Motivation

Based on successful nf-core/differentialabundance runs, we wished to augment them with gene ontology information in order to examine relationships with biological functions of the differentially expressed genes. nf-core/differentialabundance supports this, and requires one or more gene matrix files. The present task was to create a GMT file for C. Virginica, because none existed, and re-run nf-core/differentialabundance.

Results

Here is the differential abundance summary report including GSEA results in the Gene set analysis section. The link will download the HTML file for local display. The GMT file used, and its precursor files, are in our Git repository here, all prefixed with 4706222.C_virginica, based on the GOA file name from which they were derived.

Method

Because apparently no GMT file existed for C. Virginica, I used ChatGPT to give me the following recommendations:

Download C. virginica GO GAF from UniProt or NCBI
Parse GAF to map genes → GO terms
Write out a standard tab-delimited GMT I found a .goa file for C. Virginica. and added the file to our Git data directory.

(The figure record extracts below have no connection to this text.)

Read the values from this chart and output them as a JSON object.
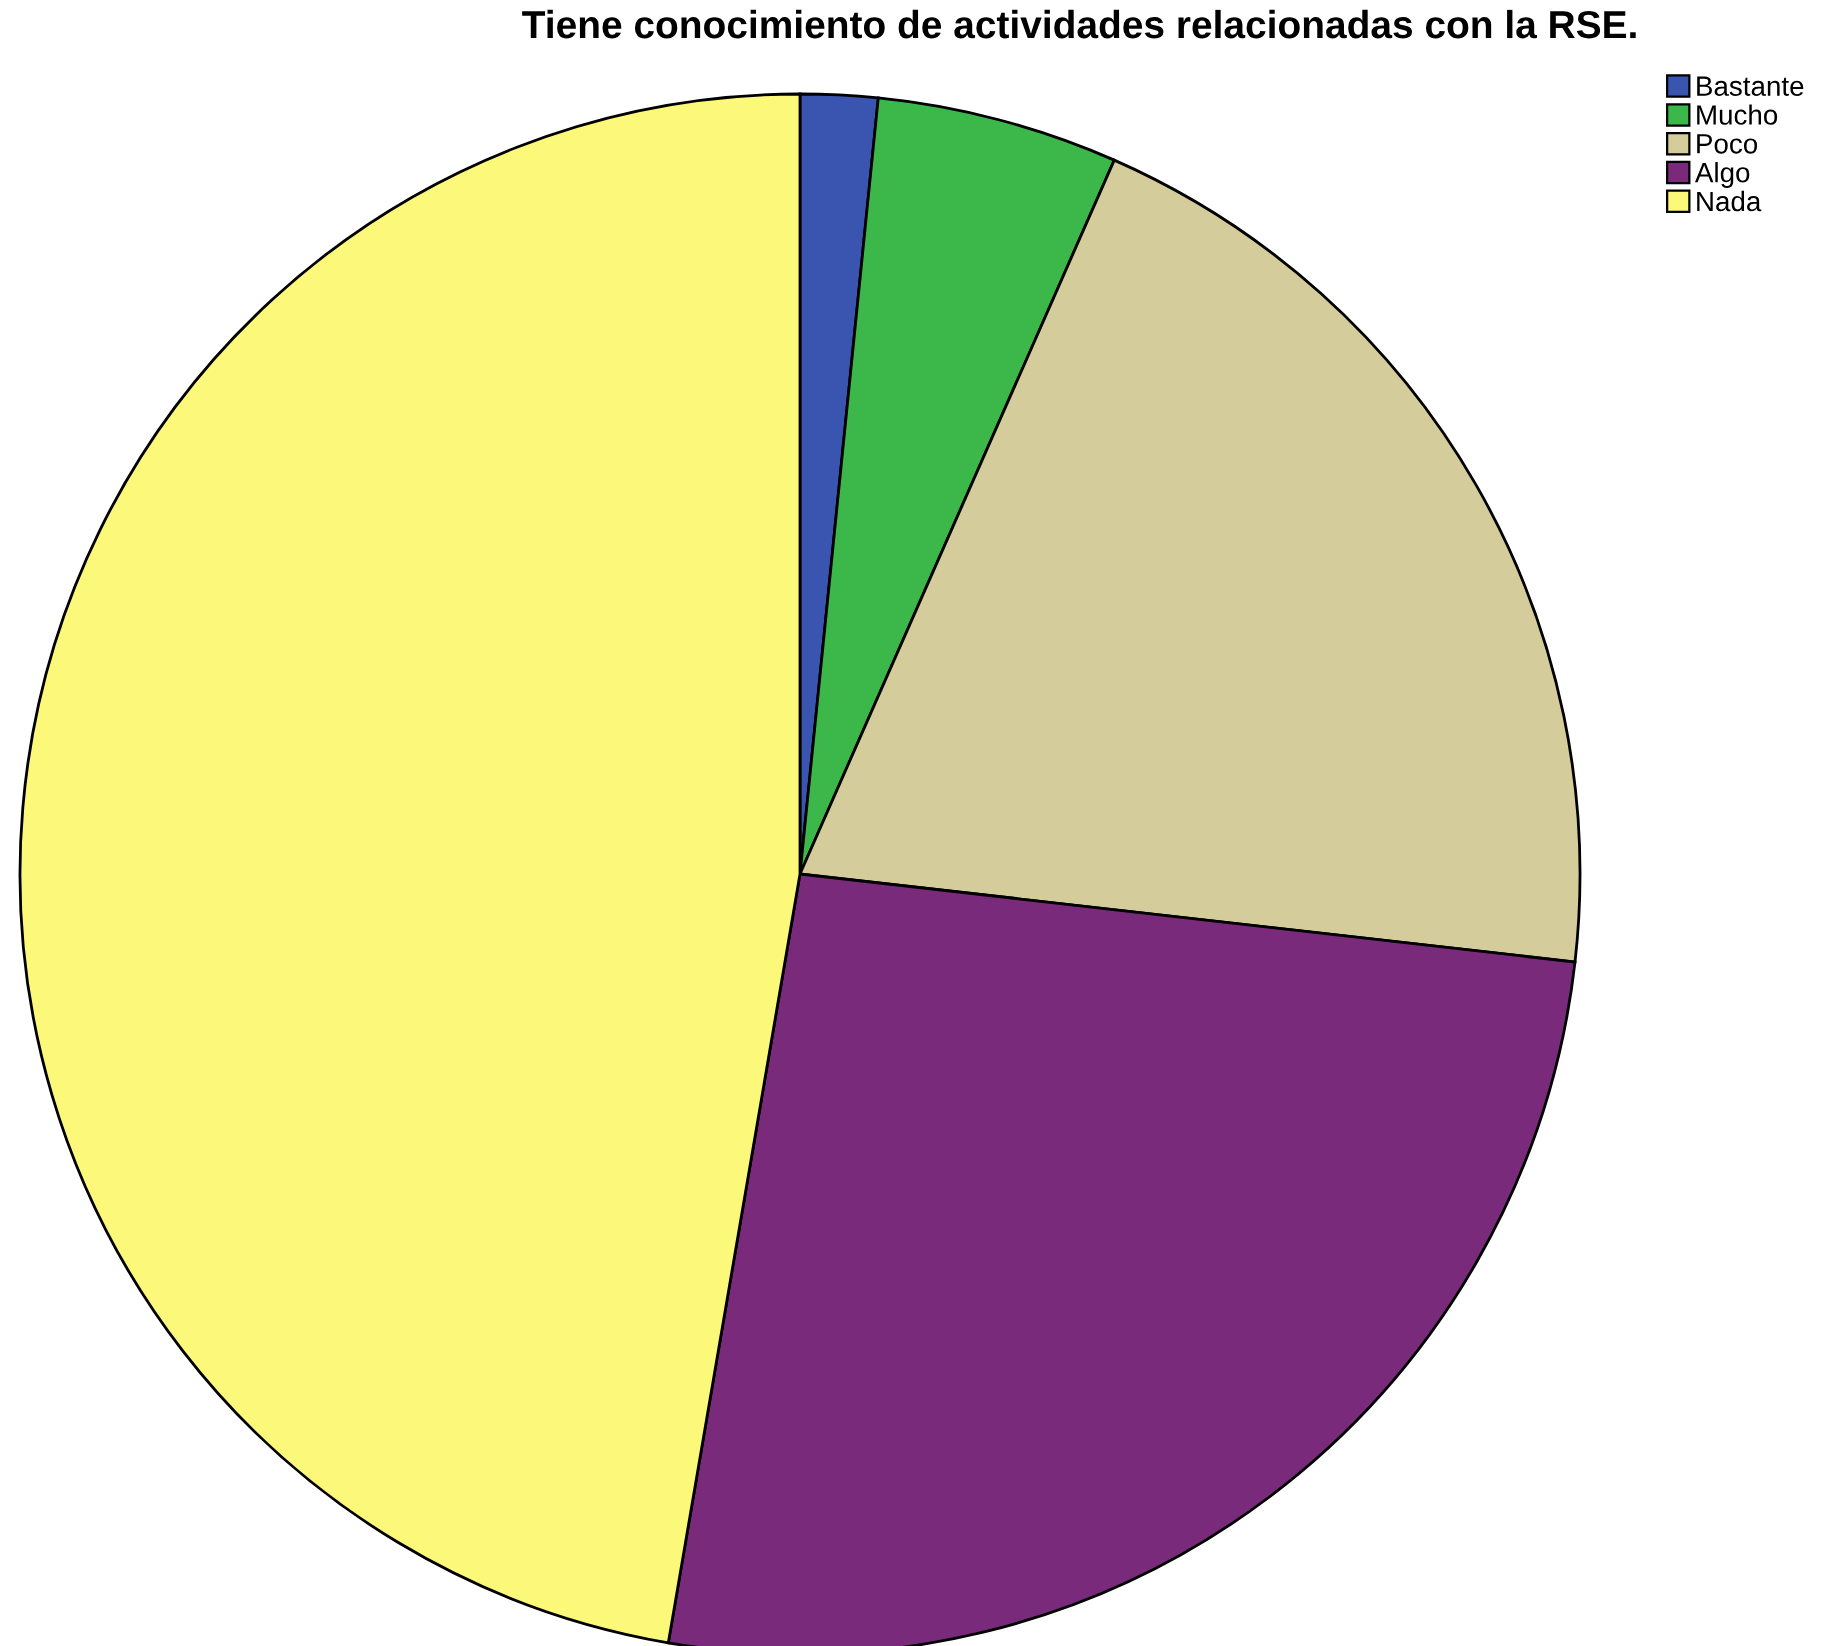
{
  "chart_data": {
    "type": "pie",
    "title": "Tiene conocimiento de actividades relacionadas con la RSE.",
    "categories": [
      "Bastante",
      "Mucho",
      "Poco",
      "Algo",
      "Nada"
    ],
    "values": [
      1.6,
      5.0,
      20.2,
      25.9,
      47.3
    ],
    "colors": [
      "#3a55b0",
      "#3cb84a",
      "#d4cc9a",
      "#7a2a7a",
      "#fbf87a"
    ],
    "legend": "top right"
  }
}
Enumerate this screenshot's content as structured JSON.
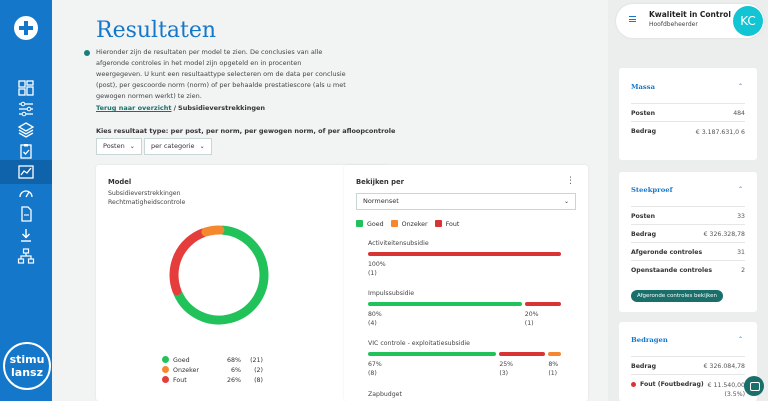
{
  "app": {
    "brand_text": "stimu lansz"
  },
  "header": {
    "title": "Resultaten",
    "intro": "Hieronder zijn de resultaten per model te zien. De conclusies van alle afgeronde controles in het model zijn opgeteld en in procenten weergegeven. U kunt een resultaattype selecteren om de data per conclusie (post), per gescoorde norm (norm) of per behaalde prestatiescore (als u met gewogen normen werkt) te zien."
  },
  "breadcrumb": {
    "back_link": "Terug naar overzicht",
    "separator": "/",
    "current": "Subsidieverstrekkingen"
  },
  "result_type": {
    "label": "Kies resultaat type: per post, per norm, per gewogen norm, of per afloopcontrole",
    "dropdown1": "Posten",
    "dropdown2": "per categorie"
  },
  "model_card": {
    "title": "Model",
    "line1": "Subsidieverstrekkingen",
    "line2": "Rechtmatigheidscontrole",
    "legend": [
      {
        "label": "Goed",
        "pct": "68%",
        "count": "(21)",
        "color": "#22c25a"
      },
      {
        "label": "Onzeker",
        "pct": "6%",
        "count": "(2)",
        "color": "#f5872f"
      },
      {
        "label": "Fout",
        "pct": "26%",
        "count": "(8)",
        "color": "#e53c3c"
      }
    ]
  },
  "chart_data": {
    "type": "pie",
    "categories": [
      "Goed",
      "Onzeker",
      "Fout"
    ],
    "values": [
      68,
      6,
      26
    ],
    "counts": [
      21,
      2,
      8
    ],
    "colors": [
      "#22c25a",
      "#f5872f",
      "#e53c3c"
    ]
  },
  "view_card": {
    "title": "Bekijken per",
    "select_value": "Normenset",
    "legend": [
      {
        "label": "Goed",
        "color": "#22c25a"
      },
      {
        "label": "Onzeker",
        "color": "#f5872f"
      },
      {
        "label": "Fout",
        "color": "#d93434"
      }
    ],
    "rows": [
      {
        "name": "Activiteitensubsidie",
        "segments": [
          {
            "value": 100,
            "pct": "100%",
            "count": "(1)",
            "color": "#d93434"
          }
        ]
      },
      {
        "name": "Impulssubsidie",
        "segments": [
          {
            "value": 80,
            "pct": "80%",
            "count": "(4)",
            "color": "#22c25a"
          },
          {
            "value": 20,
            "pct": "20%",
            "count": "(1)",
            "color": "#d93434"
          }
        ]
      },
      {
        "name": "VIC controle - exploitatiesubsidie",
        "segments": [
          {
            "value": 67,
            "pct": "67%",
            "count": "(8)",
            "color": "#22c25a"
          },
          {
            "value": 25,
            "pct": "25%",
            "count": "(3)",
            "color": "#d93434"
          },
          {
            "value": 8,
            "pct": "8%",
            "count": "(1)",
            "color": "#f5872f"
          }
        ]
      }
    ],
    "next_row": "Zapbudget"
  },
  "user": {
    "name": "Kwaliteit in Control",
    "role": "Hoofdbeheerder",
    "initials": "KC"
  },
  "massa": {
    "title": "Massa",
    "posten_label": "Posten",
    "posten_value": "484",
    "bedrag_label": "Bedrag",
    "bedrag_value": "€ 3.187.631,0 6"
  },
  "steekproef": {
    "title": "Steekproef",
    "rows": [
      {
        "label": "Posten",
        "value": "33"
      },
      {
        "label": "Bedrag",
        "value": "€ 326.328,78"
      },
      {
        "label": "Afgeronde controles",
        "value": "31"
      },
      {
        "label": "Openstaande controles",
        "value": "2"
      }
    ],
    "button": "Afgeronde controles bekijken"
  },
  "bedragen": {
    "title": "Bedragen",
    "bedrag_label": "Bedrag",
    "bedrag_value": "€ 326.084,78",
    "fout_label": "Fout (Foutbedrag)",
    "fout_value": "€ 11.540,00 (3.5%)",
    "fout_color": "#d93434"
  }
}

I used the following scripts (created mostly by ChatGPT) in the following order:

goa_to_gmt.py to create a base GMT file from the downloaded GOA file. Noting that all evidence codes were IEA, meaning Inferred from Electronic Annotation, I had it filter only ND (No biological data available) codes. ChatGPT noted:
You can proceed with IEA-only gene sets, with the understanding that:
- The annotations are computational predictions, not experimentally validated.
- Enrichment results will reflect putative function, useful for hypothesis generation but not definitive.
This is a common reality when working with non-model species like Crassostrea virginica.
add_go_names_to_gmt.py to add gene ontology terms. Output file was 4706222.C_virginica_named.gmt
filter_gmt_by_geneset_size.py to filter out gene sets < 10 (not enough signal) or > 500 (too broad), producing 4706222.C_virginica_named_filtered.gmt
filter_gmt_by_go_depth.py to produce 4706222.C_virginica_named_filtered_depth3.gmt.
After running GSEA within an nf-core/differentialabundance pipeline, the GSEA section only lists the GO terms, like GO:0031032, not the function, so I used enrich_gmt_with_go_namespaces.py to have the GO IDs include encoded gene function, producing 4706222.C_virginica_named_filtered_depth3_enrichednames.gmt. I used this GMT file in the differentialabundance pipeline to produce the results linked in the Results section above.